People in Thailand are accustomed to sudden changes of government brought on by military coups, numbering more than a dozen since the 1930s. But in the past two decades, they have increasingly seen such changes imposed by the courts, which have ousted four prime ministers and dissolved three election-winning political parties, often on narrow technical grounds.
Now anger – along with a sense of resignation – is brewing over the perceived heavy-handed involvement of Thailand’s nine-member Constitutional Court in the country’s fractious politics.
The court’s presence in political life has become so significant that experts say it has replaced King Bhumibol Adulyade – who died in 2016 – as the ultimate political arbiter in Thailand.
Anger flared on 7 August when the court dissolved the reformist Move Forward party (MFP), which won the most parliamentary seats in the 2023 election but was blocked from taking power, and whose progressive leader, Pita Limjaroenrat, has been banned from running for office for 10 years.
A week later, the court removed prime minister Srettha Thavisin for an alleged ethical violation regarding the appointment of a cabinet member. He has been replaced by Paetongtarn Shinawatra, the youngest prime minister in Thai history and a member of the prominent Shinawatra political family.
On Tuesday, Pita said that despite his ban and the break-up of Move Forward, his resolve to one day lead Thailand and enact major reforms was unbroken.
“We confuse movement with progress,” he told Reuters. “It’s almost like we’re going around in circles and we’re thinking we’re going somewhere, but actually we’re going nowhere.”
He told the news agency that elected politicians needed to reform institutions such as the courts to guarantee their independence and accountability to the public.
Mookdapa Yangyuenpradorn, human rights associate at Fortify Rights, worries that these actions – part of what she characterises as a decade-long trend of judicial overreach – will breed cynicism and discourage Thais from engaging with politics.
“There’s a feeling of hopelessness and numbness that drives people further away from involvement in politics and drives away trust in a functional democratic society,” she says.
Pavin Chachavalpongpun, a professor at Kyoto University’s centre for south-east Asian studies, said he believed people have been left with less respect for – and confidence in – the judicial system, while the court’s involvement in politics poses an existential threat.
“In any other country when you talk about the collapse of key institutions, one may collapse but the country survives, like France with the monarchy,” he says. “But in a country where the justice system collapses, it can’t survive, and that’s what I fear with Thailand. I think the judiciary is on the brink of collapse because of its politicisation.”
Yangyuenpradorn and Chachavalpongpun are far from alone in their concerns.

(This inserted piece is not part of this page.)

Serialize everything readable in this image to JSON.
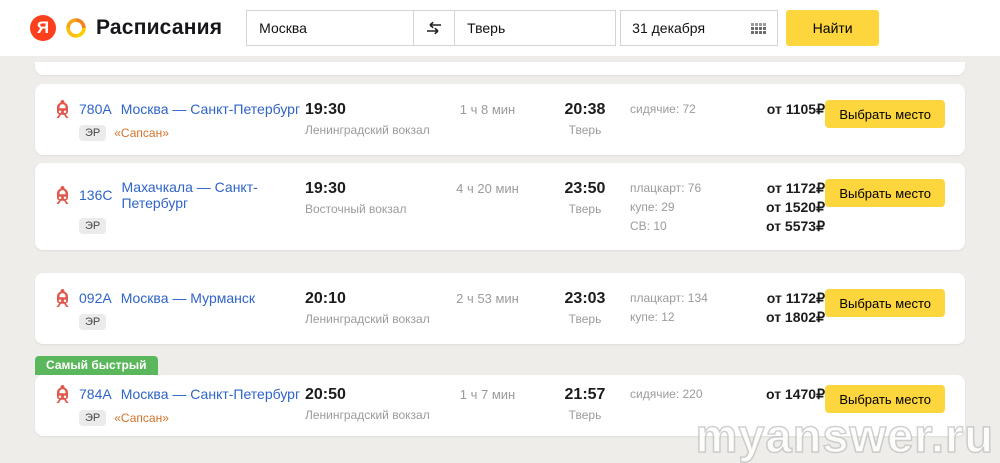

On Monday, 134 Thai academics and legal scholars issued a statement condemning the court’s recent decisions.
They argued that the constitutional court had overstepped its jurisdiction in an approach that “conflicts with the principle that laws restricting individual rights should be interpreted narrowly and with great caution”.
The court has not publicly responded to the recent criticisms against it.
Reform of the political system, including the judiciary, was a key policy of Pita’s now defunct party. Yangyuenpradorn hopes the People’s party – the party that the remaining Move Forward MPs have regrouped under – will preserve it as a policy.
Democracy will be unable to truly take root in Thailand until a consensus is reached on the courts’ overreach, political science researcher Napon Jatusripitak says.
“In what kind of democracy is a court … given the power to disfranchise 14 million voters by dissolving their chosen party and unseat a democratically elected prime minister, all within one week?”